Dolayısıyla HDP’nin barajı aşması, meclis tablosunu kökten değiştiriyor. Mustafa Şentop’un iddiasında büyük oranda Doğruluk Payı yok.
4. Nihat Zeybekçi: “Avro ne kadar değer kaybettiyse Türk lirası da aynı oranda dalgalanıyor”
TL giderek zayıflıyor Dolar karşısında. En son 2,70-2,73 seviyesindeydi biz bu analizi yaparken. Ancak özellikle iktidar cephesinde bu konuda yapılan eleştirilere yanıt verirken oluşan bir refleks var, “sırf bizde yükselmiyor dolar, her yerde böyle” diyorlar. Ekonomi Bakanı Nihat Zeybekçi de katılmış bu iddialara.
Öncelikle oturduk, 15 Nisan 2014 ve 15 Nisan 2015 tarihlerini baz alarak, ciddi para birimleri ve TL’nin Dolar karşısındaki kıyaslamasını yaptık. Bu kıyasa göre TL bir yılda %27 değer kaybetmiş Dolar karşısında. Avro ise %29 değer kaybı yaşamış. Örneğin, Sterlin %13 değer kaybederken, İsviçre Frankı değer kaybını %10’da tutabilmiş.

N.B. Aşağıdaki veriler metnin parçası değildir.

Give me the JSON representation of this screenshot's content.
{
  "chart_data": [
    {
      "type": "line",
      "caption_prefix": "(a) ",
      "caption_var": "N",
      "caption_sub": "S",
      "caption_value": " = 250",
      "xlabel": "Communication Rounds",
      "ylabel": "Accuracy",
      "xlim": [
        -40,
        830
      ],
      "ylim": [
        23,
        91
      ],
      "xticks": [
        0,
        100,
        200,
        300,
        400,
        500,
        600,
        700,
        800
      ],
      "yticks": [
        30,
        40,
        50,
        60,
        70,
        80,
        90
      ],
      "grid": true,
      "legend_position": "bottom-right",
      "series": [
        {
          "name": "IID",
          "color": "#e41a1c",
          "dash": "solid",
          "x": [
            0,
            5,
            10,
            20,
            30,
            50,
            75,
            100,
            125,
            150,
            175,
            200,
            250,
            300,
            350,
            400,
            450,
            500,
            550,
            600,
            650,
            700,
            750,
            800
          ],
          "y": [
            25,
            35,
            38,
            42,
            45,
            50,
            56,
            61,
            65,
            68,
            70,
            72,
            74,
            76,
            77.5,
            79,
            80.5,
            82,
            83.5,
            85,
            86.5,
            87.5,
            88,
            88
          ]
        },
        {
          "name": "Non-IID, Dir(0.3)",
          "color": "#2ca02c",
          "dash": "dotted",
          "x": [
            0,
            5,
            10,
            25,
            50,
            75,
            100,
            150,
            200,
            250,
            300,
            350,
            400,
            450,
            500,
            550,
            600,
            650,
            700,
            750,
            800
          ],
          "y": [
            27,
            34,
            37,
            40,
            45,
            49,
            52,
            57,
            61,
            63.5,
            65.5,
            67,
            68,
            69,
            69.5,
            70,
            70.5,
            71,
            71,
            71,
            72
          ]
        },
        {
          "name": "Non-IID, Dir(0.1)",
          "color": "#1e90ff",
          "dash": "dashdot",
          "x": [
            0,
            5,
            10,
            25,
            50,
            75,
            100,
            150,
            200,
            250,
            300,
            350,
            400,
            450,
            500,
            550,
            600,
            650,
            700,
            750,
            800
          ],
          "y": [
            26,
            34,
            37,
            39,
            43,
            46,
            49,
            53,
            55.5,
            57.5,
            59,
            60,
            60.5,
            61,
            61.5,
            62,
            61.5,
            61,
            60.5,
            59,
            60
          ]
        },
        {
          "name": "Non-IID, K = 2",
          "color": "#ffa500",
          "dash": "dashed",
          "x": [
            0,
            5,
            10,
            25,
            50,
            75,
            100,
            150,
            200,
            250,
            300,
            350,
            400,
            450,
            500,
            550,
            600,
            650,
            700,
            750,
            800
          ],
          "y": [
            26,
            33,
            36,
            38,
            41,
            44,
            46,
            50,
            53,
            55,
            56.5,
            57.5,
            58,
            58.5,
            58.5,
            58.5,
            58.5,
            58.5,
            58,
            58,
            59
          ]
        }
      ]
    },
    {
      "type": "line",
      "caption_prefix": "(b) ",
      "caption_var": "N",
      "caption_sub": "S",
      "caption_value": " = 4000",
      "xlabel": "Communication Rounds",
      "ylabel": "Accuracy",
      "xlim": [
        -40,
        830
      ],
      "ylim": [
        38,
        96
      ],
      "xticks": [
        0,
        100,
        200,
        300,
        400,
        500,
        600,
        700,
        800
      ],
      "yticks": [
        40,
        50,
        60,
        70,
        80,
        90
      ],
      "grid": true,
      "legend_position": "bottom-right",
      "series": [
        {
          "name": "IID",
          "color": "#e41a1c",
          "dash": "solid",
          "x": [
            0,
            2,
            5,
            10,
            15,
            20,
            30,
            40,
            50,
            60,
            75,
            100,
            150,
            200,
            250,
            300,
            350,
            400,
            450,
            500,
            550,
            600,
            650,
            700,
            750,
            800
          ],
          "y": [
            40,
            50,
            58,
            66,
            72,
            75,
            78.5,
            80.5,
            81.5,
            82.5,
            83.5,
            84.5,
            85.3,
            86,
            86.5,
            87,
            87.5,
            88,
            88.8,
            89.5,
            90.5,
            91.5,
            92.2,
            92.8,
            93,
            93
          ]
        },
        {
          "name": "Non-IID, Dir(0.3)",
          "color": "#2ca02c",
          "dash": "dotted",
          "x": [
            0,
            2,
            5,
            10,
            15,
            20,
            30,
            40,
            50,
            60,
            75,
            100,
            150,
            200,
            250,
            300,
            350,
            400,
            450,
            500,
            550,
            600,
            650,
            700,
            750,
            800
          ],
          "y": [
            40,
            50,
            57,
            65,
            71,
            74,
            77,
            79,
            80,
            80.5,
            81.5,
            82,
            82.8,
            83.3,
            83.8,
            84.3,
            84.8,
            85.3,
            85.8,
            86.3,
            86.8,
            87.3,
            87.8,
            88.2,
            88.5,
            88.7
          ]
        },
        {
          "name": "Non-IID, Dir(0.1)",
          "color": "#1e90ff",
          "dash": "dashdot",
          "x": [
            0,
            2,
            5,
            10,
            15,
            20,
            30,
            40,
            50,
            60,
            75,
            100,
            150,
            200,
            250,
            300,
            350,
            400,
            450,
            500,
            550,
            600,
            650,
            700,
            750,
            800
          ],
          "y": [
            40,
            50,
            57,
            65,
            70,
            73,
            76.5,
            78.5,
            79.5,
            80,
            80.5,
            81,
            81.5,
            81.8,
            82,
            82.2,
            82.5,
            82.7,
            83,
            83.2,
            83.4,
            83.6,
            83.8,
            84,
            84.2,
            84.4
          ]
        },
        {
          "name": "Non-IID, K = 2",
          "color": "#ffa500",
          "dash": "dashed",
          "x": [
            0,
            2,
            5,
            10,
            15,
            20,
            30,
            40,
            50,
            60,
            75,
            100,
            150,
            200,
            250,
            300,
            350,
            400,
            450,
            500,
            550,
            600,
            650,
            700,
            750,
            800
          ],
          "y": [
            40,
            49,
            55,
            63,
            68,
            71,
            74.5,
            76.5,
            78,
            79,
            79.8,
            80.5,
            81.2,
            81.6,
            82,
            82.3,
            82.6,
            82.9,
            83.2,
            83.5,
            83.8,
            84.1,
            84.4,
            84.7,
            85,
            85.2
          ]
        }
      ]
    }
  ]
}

Son bir yıla bakında aslında Bakan Zeybekçi haklı, ama biz bir de son bir ayın verilerine bakalım dedik;
15 Mart – 15 Nisan 2015 döneminde bu para birimlerinin Dolar karşısındaki durumuna bakınca gördük ki, bu dönemde TL %2,5 değer yitirirken, Avro %1,7 değer kazanmış. Sterlin %0,6 değer kazanırken, İsviçre Frankı %4,1 değer kazanmış Dolar karşısında, hatta Dolar’dan daha değerli bir hale gelmiş. Yani dememiz o ki, Dolar karşısında herkes değer kaybederken, TL daha çok kaybediyor. Özellikle son dönemde kaybı büyük. Tüm bu sebeplerle Bakan Nihat Zeybekçi’nin iddiasında büyük oranda Doğruluk Payı yok.

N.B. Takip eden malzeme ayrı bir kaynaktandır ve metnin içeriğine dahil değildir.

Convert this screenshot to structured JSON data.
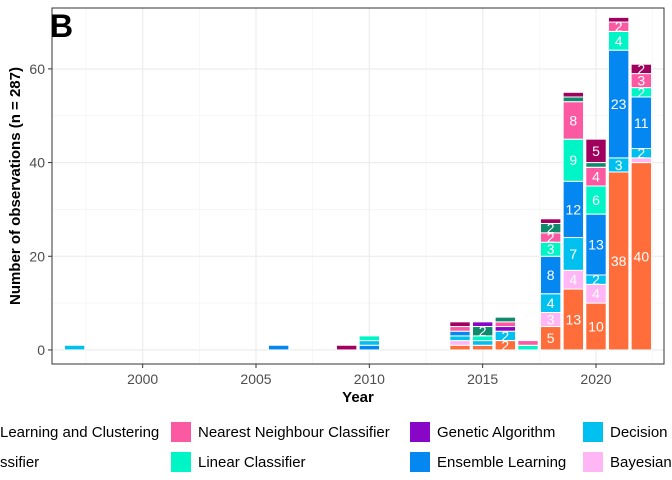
{
  "chart_data": {
    "type": "bar",
    "stacked": true,
    "panel_tag": "B",
    "xlabel": "Year",
    "ylabel": "Number of observations (n = 287)",
    "xlim": [
      1996,
      2023
    ],
    "ylim": [
      -3,
      73
    ],
    "xticks": [
      2000,
      2005,
      2010,
      2015,
      2020
    ],
    "yticks": [
      0,
      20,
      40,
      60
    ],
    "grid": true,
    "legend_position": "bottom",
    "series": [
      {
        "name": "Bayesian",
        "color": "#ff6d3a"
      },
      {
        "name": "Bayesian",
        "color": "#ffb6f5"
      },
      {
        "name": "Decision",
        "color": "#00c0ef"
      },
      {
        "name": "Ensemble Learning",
        "color": "#0587f2"
      },
      {
        "name": "Linear Classifier",
        "color": "#00f5c6"
      },
      {
        "name": "Nearest Neighbour Classifier",
        "color": "#fb5aa3"
      },
      {
        "name": "Genetic Algorithm",
        "color": "#8a06c6"
      },
      {
        "name": "",
        "color": "#0f8a6c"
      },
      {
        "name": "",
        "color": "#a0005e"
      }
    ],
    "bars": [
      {
        "year": 1997,
        "segments": [
          {
            "s": 2,
            "v": 1
          }
        ]
      },
      {
        "year": 2006,
        "segments": [
          {
            "s": 3,
            "v": 1
          }
        ]
      },
      {
        "year": 2009,
        "segments": [
          {
            "s": 8,
            "v": 1
          }
        ]
      },
      {
        "year": 2010,
        "segments": [
          {
            "s": 3,
            "v": 1
          },
          {
            "s": 2,
            "v": 1
          },
          {
            "s": 4,
            "v": 1
          }
        ]
      },
      {
        "year": 2014,
        "segments": [
          {
            "s": 0,
            "v": 1
          },
          {
            "s": 1,
            "v": 1
          },
          {
            "s": 2,
            "v": 1
          },
          {
            "s": 3,
            "v": 1
          },
          {
            "s": 5,
            "v": 1
          },
          {
            "s": 8,
            "v": 1
          }
        ]
      },
      {
        "year": 2015,
        "segments": [
          {
            "s": 0,
            "v": 1
          },
          {
            "s": 2,
            "v": 1
          },
          {
            "s": 4,
            "v": 1
          },
          {
            "s": 7,
            "v": 2,
            "label": "2"
          },
          {
            "s": 6,
            "v": 1
          }
        ]
      },
      {
        "year": 2016,
        "segments": [
          {
            "s": 0,
            "v": 2,
            "label": "2"
          },
          {
            "s": 2,
            "v": 2,
            "label": "2"
          },
          {
            "s": 6,
            "v": 1
          },
          {
            "s": 5,
            "v": 1
          },
          {
            "s": 7,
            "v": 1
          }
        ]
      },
      {
        "year": 2017,
        "segments": [
          {
            "s": 4,
            "v": 1
          },
          {
            "s": 5,
            "v": 1
          }
        ]
      },
      {
        "year": 2018,
        "segments": [
          {
            "s": 0,
            "v": 5,
            "label": "5"
          },
          {
            "s": 1,
            "v": 3,
            "label": "3"
          },
          {
            "s": 2,
            "v": 4,
            "label": "4"
          },
          {
            "s": 3,
            "v": 8,
            "label": "8"
          },
          {
            "s": 4,
            "v": 3,
            "label": "3"
          },
          {
            "s": 5,
            "v": 2,
            "label": "2"
          },
          {
            "s": 7,
            "v": 2,
            "label": "2"
          },
          {
            "s": 8,
            "v": 1
          }
        ]
      },
      {
        "year": 2019,
        "segments": [
          {
            "s": 0,
            "v": 13,
            "label": "13"
          },
          {
            "s": 1,
            "v": 4,
            "label": "4"
          },
          {
            "s": 2,
            "v": 7,
            "label": "7"
          },
          {
            "s": 3,
            "v": 12,
            "label": "12"
          },
          {
            "s": 4,
            "v": 9,
            "label": "9"
          },
          {
            "s": 5,
            "v": 8,
            "label": "8"
          },
          {
            "s": 7,
            "v": 1
          },
          {
            "s": 8,
            "v": 1
          }
        ]
      },
      {
        "year": 2020,
        "segments": [
          {
            "s": 0,
            "v": 10,
            "label": "10"
          },
          {
            "s": 1,
            "v": 4,
            "label": "4"
          },
          {
            "s": 2,
            "v": 2,
            "label": "2"
          },
          {
            "s": 3,
            "v": 13,
            "label": "13"
          },
          {
            "s": 4,
            "v": 6,
            "label": "6"
          },
          {
            "s": 5,
            "v": 4,
            "label": "4"
          },
          {
            "s": 7,
            "v": 1
          },
          {
            "s": 8,
            "v": 5,
            "label": "5"
          }
        ]
      },
      {
        "year": 2021,
        "segments": [
          {
            "s": 0,
            "v": 38,
            "label": "38"
          },
          {
            "s": 2,
            "v": 3,
            "label": "3"
          },
          {
            "s": 3,
            "v": 23,
            "label": "23"
          },
          {
            "s": 4,
            "v": 4,
            "label": "4"
          },
          {
            "s": 5,
            "v": 2,
            "label": "2"
          },
          {
            "s": 8,
            "v": 1
          }
        ]
      },
      {
        "year": 2022,
        "segments": [
          {
            "s": 0,
            "v": 40,
            "label": "40"
          },
          {
            "s": 1,
            "v": 1
          },
          {
            "s": 2,
            "v": 2,
            "label": "2"
          },
          {
            "s": 3,
            "v": 11,
            "label": "11"
          },
          {
            "s": 4,
            "v": 2,
            "label": "2"
          },
          {
            "s": 5,
            "v": 3,
            "label": "3"
          },
          {
            "s": 8,
            "v": 2,
            "label": "2"
          }
        ]
      }
    ],
    "legend": [
      {
        "label": "Learning and Clustering",
        "color": null
      },
      {
        "label": "Nearest Neighbour Classifier",
        "color": "#fb5aa3"
      },
      {
        "label": "Genetic Algorithm",
        "color": "#8a06c6"
      },
      {
        "label": "Decision",
        "color": "#00c0ef"
      },
      {
        "label": "ssifier",
        "color": null
      },
      {
        "label": "Linear Classifier",
        "color": "#00f5c6"
      },
      {
        "label": "Ensemble Learning",
        "color": "#0587f2"
      },
      {
        "label": "Bayesian",
        "color": "#ffb6f5"
      }
    ]
  }
}
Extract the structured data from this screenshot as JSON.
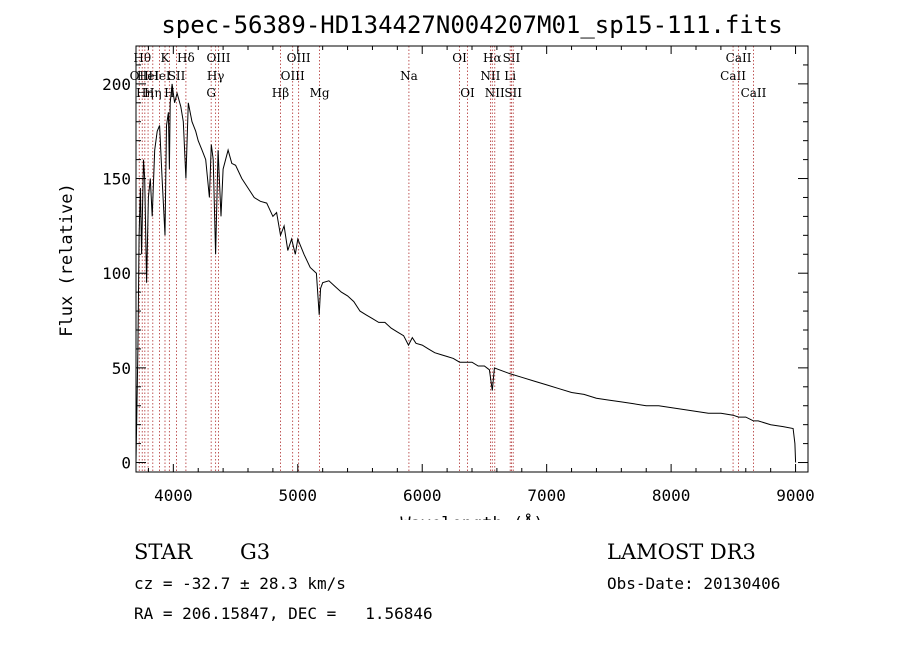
{
  "chart_data": {
    "type": "line",
    "title": "spec-56389-HD134427N004207M01_sp15-111.fits",
    "xlabel": "Wavelength (Å)",
    "ylabel": "Flux (relative)",
    "xlim": [
      3700,
      9100
    ],
    "ylim": [
      -5,
      220
    ],
    "xticks": [
      4000,
      5000,
      6000,
      7000,
      8000,
      9000
    ],
    "yticks": [
      0,
      50,
      100,
      150,
      200
    ],
    "grid": false,
    "series": [
      {
        "name": "flux",
        "x": [
          3700,
          3715,
          3725,
          3735,
          3745,
          3760,
          3770,
          3785,
          3800,
          3815,
          3830,
          3850,
          3870,
          3890,
          3910,
          3933,
          3945,
          3960,
          3968,
          3975,
          3990,
          4010,
          4030,
          4060,
          4080,
          4101,
          4120,
          4150,
          4180,
          4200,
          4230,
          4260,
          4290,
          4305,
          4320,
          4340,
          4360,
          4383,
          4400,
          4440,
          4470,
          4500,
          4550,
          4600,
          4650,
          4700,
          4750,
          4800,
          4830,
          4861,
          4890,
          4920,
          4950,
          4980,
          5000,
          5050,
          5100,
          5150,
          5172,
          5183,
          5200,
          5250,
          5300,
          5350,
          5400,
          5450,
          5500,
          5550,
          5600,
          5650,
          5700,
          5750,
          5800,
          5850,
          5890,
          5920,
          5950,
          6000,
          6050,
          6100,
          6150,
          6200,
          6250,
          6300,
          6350,
          6400,
          6450,
          6500,
          6540,
          6563,
          6580,
          6620,
          6700,
          6800,
          6900,
          7000,
          7100,
          7200,
          7300,
          7400,
          7500,
          7600,
          7700,
          7800,
          7900,
          8000,
          8100,
          8200,
          8300,
          8400,
          8498,
          8542,
          8600,
          8662,
          8700,
          8800,
          8900,
          8980,
          8995,
          9000
        ],
        "y": [
          0,
          60,
          120,
          145,
          110,
          160,
          150,
          95,
          140,
          150,
          130,
          165,
          175,
          178,
          150,
          120,
          178,
          185,
          155,
          190,
          200,
          190,
          195,
          188,
          180,
          150,
          190,
          180,
          175,
          170,
          165,
          160,
          140,
          168,
          160,
          110,
          165,
          130,
          155,
          165,
          158,
          157,
          150,
          145,
          140,
          138,
          137,
          130,
          132,
          120,
          125,
          112,
          118,
          110,
          118,
          110,
          103,
          100,
          78,
          92,
          95,
          96,
          93,
          90,
          88,
          85,
          80,
          78,
          76,
          74,
          74,
          71,
          69,
          67,
          62,
          66,
          63,
          62,
          60,
          58,
          57,
          56,
          55,
          53,
          53,
          53,
          51,
          51,
          49,
          38,
          50,
          49,
          47,
          45,
          43,
          41,
          39,
          37,
          36,
          34,
          33,
          32,
          31,
          30,
          30,
          29,
          28,
          27,
          26,
          26,
          25,
          24,
          24,
          22,
          22,
          20,
          19,
          18,
          10,
          0
        ]
      }
    ],
    "lines": [
      {
        "wl": 3726,
        "row": 1,
        "label": "OII"
      },
      {
        "wl": 3750,
        "row": 0,
        "label": "Hθ"
      },
      {
        "wl": 3771,
        "row": 2,
        "label": "Hη"
      },
      {
        "wl": 3797,
        "row": 1,
        "label": "HeI"
      },
      {
        "wl": 3835,
        "row": 2,
        "label": "Hη"
      },
      {
        "wl": 3889,
        "row": 1,
        "label": "HeI"
      },
      {
        "wl": 3933,
        "row": 0,
        "label": "K"
      },
      {
        "wl": 3968,
        "row": 2,
        "label": "H"
      },
      {
        "wl": 4026,
        "row": 1,
        "label": "SII"
      },
      {
        "wl": 4101,
        "row": 0,
        "label": "Hδ"
      },
      {
        "wl": 4304,
        "row": 2,
        "label": "G"
      },
      {
        "wl": 4340,
        "row": 1,
        "label": "Hγ"
      },
      {
        "wl": 4363,
        "row": 0,
        "label": "OIII"
      },
      {
        "wl": 4861,
        "row": 2,
        "label": "Hβ"
      },
      {
        "wl": 4959,
        "row": 1,
        "label": "OIII"
      },
      {
        "wl": 5007,
        "row": 0,
        "label": "OIII"
      },
      {
        "wl": 5175,
        "row": 2,
        "label": "Mg"
      },
      {
        "wl": 5893,
        "row": 1,
        "label": "Na"
      },
      {
        "wl": 6300,
        "row": 0,
        "label": "OI"
      },
      {
        "wl": 6364,
        "row": 2,
        "label": "OI"
      },
      {
        "wl": 6548,
        "row": 1,
        "label": "NII"
      },
      {
        "wl": 6563,
        "row": 0,
        "label": "Hα"
      },
      {
        "wl": 6583,
        "row": 2,
        "label": "NII"
      },
      {
        "wl": 6707,
        "row": 1,
        "label": "Li"
      },
      {
        "wl": 6717,
        "row": 0,
        "label": "SII"
      },
      {
        "wl": 6731,
        "row": 2,
        "label": "SII"
      },
      {
        "wl": 8498,
        "row": 1,
        "label": "CaII"
      },
      {
        "wl": 8542,
        "row": 0,
        "label": "CaII"
      },
      {
        "wl": 8662,
        "row": 2,
        "label": "CaII"
      }
    ]
  },
  "footer": {
    "object_class": "STAR",
    "subclass": "G3",
    "survey": "LAMOST DR3",
    "redshift": "cz = -32.7 ± 28.3 km/s",
    "obs_date": "Obs-Date: 20130406",
    "coords": "RA = 206.15847, DEC =   1.56846"
  }
}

5. Ahmet Davutoğlu: “2008’den bu yana -dünyada her yerde istihdam düşüşü yaşanırken, işsizlik artarken- 6 milyon yeni iş alanı oluşturduk”
Başbakan ile başladık, Başbakan ile bitirelim. Seviyor ekonomik durumumuzu övmeyi, durduramıyoruz. Bu kez de istihdam ile ilgili konuşmuş ve 2008’den bu yana 6 milyon yeni istihdam yarattık demiş, hem de dünyanın geri kalanında işsizlik artarken. Bakalım, bakalım…
Malum, 2008-2009 yılları tüm dünyada ciddi bir ekonomik kriz dönemiydi. Bu dönemde gelişmiş ekonomiler %3,5 oranında küçüldüler. Türkiye de 2009 yılında %4,8 oranında bir küçülme yaşadı ekonomisinde. Dolayısı ile bu durgunluk, hatta kriz, istihdam verilerine de yansıdı.
Hemen söyleyelim, OECD ve TÜİK verilerine göre Türkiye 2008’den bu yana 4,7 milyon istihdam yarattı. İddia edildiği gibi 6 milyonluk bir durum yok yani ortada. Bu dönemde istihdam oranındaki artış da %4 olmuş. Hani tüm dünya bu konuda gerilerken, biz ilerliyorduk ya; aynı dönemde OECD ülkelerinden Şili ve İsrail bizden daha fazla istihdam oranı artışı yakalamışlar. Şili %5’i bulurken, İsrail daha da ileri gidip %8’lik bir istihdam artış oranı yakalamış.
Bu veriler ışığında diyoruz ki Başbakan Ahmet Davutoğlu’nun bu iddiasında da Doğruluk Payı yok.